Mercredi 9 septembre, en présence des autorités civiles et militaires, devant le monument de la Résistance à Ajaccio, a été commémoré le 72ème anniversaire de l'insurrection libératrice du 9 septembre 1943. Avant le traditionnel dépôt de gerbes et les hymnes, c'est Mario Papi qui au nom de l'ANACR a prononcé le discours rendant hommage à la Résistance insulaire.

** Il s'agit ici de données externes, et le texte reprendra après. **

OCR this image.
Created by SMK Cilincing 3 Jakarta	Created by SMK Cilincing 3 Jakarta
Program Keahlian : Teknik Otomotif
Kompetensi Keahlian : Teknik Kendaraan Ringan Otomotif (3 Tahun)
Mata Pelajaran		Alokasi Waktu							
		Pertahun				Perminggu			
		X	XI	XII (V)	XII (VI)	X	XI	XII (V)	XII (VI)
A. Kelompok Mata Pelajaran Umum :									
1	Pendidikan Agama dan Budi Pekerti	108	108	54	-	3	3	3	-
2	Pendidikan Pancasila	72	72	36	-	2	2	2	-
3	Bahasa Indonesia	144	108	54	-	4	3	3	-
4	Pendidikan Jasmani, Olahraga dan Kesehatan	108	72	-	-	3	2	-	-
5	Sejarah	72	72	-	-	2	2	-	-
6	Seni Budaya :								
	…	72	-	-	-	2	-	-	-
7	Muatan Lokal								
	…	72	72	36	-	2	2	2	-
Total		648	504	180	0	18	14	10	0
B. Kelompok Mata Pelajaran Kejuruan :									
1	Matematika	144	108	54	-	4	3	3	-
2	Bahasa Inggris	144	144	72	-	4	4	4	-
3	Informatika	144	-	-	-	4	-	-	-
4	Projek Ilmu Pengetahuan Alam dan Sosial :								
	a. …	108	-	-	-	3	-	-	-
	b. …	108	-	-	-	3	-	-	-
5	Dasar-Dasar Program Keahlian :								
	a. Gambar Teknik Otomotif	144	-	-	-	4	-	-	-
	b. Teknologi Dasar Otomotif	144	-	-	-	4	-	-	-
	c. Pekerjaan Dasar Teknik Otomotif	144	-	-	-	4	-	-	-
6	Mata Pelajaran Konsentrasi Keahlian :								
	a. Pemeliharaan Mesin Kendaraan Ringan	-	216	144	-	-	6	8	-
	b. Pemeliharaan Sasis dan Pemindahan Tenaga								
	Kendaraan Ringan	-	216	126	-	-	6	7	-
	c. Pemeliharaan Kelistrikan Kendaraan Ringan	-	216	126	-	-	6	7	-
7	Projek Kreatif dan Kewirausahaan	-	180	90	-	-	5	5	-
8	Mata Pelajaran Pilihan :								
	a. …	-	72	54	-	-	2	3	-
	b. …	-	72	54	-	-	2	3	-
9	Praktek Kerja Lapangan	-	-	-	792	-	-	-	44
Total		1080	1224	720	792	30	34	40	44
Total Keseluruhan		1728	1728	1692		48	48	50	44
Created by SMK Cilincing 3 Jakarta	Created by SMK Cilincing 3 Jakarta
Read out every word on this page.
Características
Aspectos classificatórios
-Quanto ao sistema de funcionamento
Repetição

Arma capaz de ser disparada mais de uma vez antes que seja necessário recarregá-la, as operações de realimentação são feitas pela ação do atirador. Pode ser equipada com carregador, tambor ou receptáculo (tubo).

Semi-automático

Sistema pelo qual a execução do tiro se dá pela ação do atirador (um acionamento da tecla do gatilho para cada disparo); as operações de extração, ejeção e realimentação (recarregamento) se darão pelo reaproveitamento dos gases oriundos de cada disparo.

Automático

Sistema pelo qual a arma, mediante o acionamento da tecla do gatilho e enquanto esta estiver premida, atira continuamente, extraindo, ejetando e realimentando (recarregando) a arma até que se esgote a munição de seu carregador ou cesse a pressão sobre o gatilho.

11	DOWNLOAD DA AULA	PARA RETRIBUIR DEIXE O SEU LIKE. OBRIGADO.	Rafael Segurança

Cérémonie du 09.09.2015Au nom de l’ANACR de la Corse du Sud, je salue avec respect les personnalités civiles et militaires, les présidentes et présidents d’associations patriotiques et leurs porte-drapeaux, les Ajacciennes et les Ajacciens de toutes générations qui honorent de leur présence cette cérémonie commémorative du 9 septembre 1943.
Ce jour-là, au lendemain de la diffusion de la nouvelle de la capitulation de l’Italie fasciste,  nouvelle qui, le soir même avait donné lieu à une manifestation spontanée et massive sur le Cours Napoléon et devant la Préfecture, siège de la collaboration avec les occupants fascistes et nazis de la terre corse depuis le 11 novembre 1942, ce jour-là, 9 septembre 1943, juché sur le toit d’une ambulance, Maurice Choury lançait à la foule dense et enthousiaste des Ajacciens rassemblés devant l’Hôtel de Ville, l’ordre d’insurrection rédigé au cours de la nuit dans la chambre de Robert Giocanti à l’issue de la réunion des membres présents sur place du Comité Départemental du Front National de Lutte pour la Libération de la France : «Le 9 septembre c’est l’aube qui chasse les ténèbres de la nuit noire dans laquelle la Corse vit depuis 11 longs mois». Ainsi s’exprimait Jérôme Santarelli, Président de l’ANACR 2A dans le discours qu’il prononçait en ce même lieu il y a 11 ans.

Il convient de souligner fortement qu’il s’agit là d’un appel à la population d’Ajaccio et de la Corse entière, car le peuple de Corse est l’élément central pour les dirigeants de ce front composé de l’ensemble des mouvements de Résistance : Communistes, Gaullistes, Radicaux, Bonapartistes, Socialistes, sans parti, de toutes opinions philosophiques et religieuses qui s’étaient dressés contre le fascisme, le nazisme, la barbarie et l’oppression tous rassemblés sous la devise «Forti saremu se saremu uniti» et dans l’objectif que «la libération de la Corse serait l’œuvre, en premier lieu, du peuple corse». Le seul rappel de ces faits et de ces lignes directrices rend vaines et dérisoires les déclarations tendant à attribuer à l’une ou l’autre de ces composantes le mérite exclusif de la Résistance et de la Libération de la Corse occupée depuis le 11 novembre 1942 par 80 000 soldats de Mussolini suivis de 10 000 soldats d’Hitler.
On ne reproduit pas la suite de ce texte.